In a small bowl, whisk the oil, egg, and vanilla together. Set aside.
In the bowl of a stand mixer fitted with the paddle attachment, beat the butter and maple sugar together on medium-high speed until it's smooth and lighter in color, about three minutes.
Reduce the speed and pour in the egg-oil mixture slowly. Increase the speed again and beat for another three minutes, scraping down the bowl as needed. It should be light, smooth, and glossy, like a mayonnaise. It's fine if you can see some bits of maple sugar in it, if your sugar was particularly coarse.
Reduce the mixer speed to low and add the flour gradually. When it's mostly incorporated but there are still a few bits of flour, stop the mixer and finish mixing with a spatula or spoon.

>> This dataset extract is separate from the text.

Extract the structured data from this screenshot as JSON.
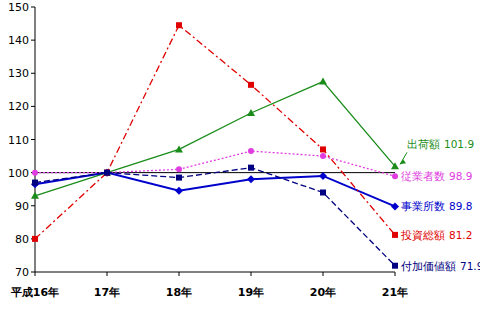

Use a small scoop to portion the dough onto the cookie sheets. I used a 2-teaspoon scoop and made exactly three dozen cookies. A tablespoon scoop should make two dozen.
Using three fingers, lightly flatten the cookies to 1/4-inch thick. Sprinkle a little extra maple sugar on top, if desired.
Bake at 350 degrees until the cookies are lightly browned around the edges and on the bottom, 13-15 minutes. The cookies will be firm enough to lift to look underneath - if they're soft, they're not done.
Let the cookies cool on the pan for 2 minutes before putting them on a rack to cool completely.
This book is available for pre-order and will be released on March 17. I received a copy from the publisher at no cost to me.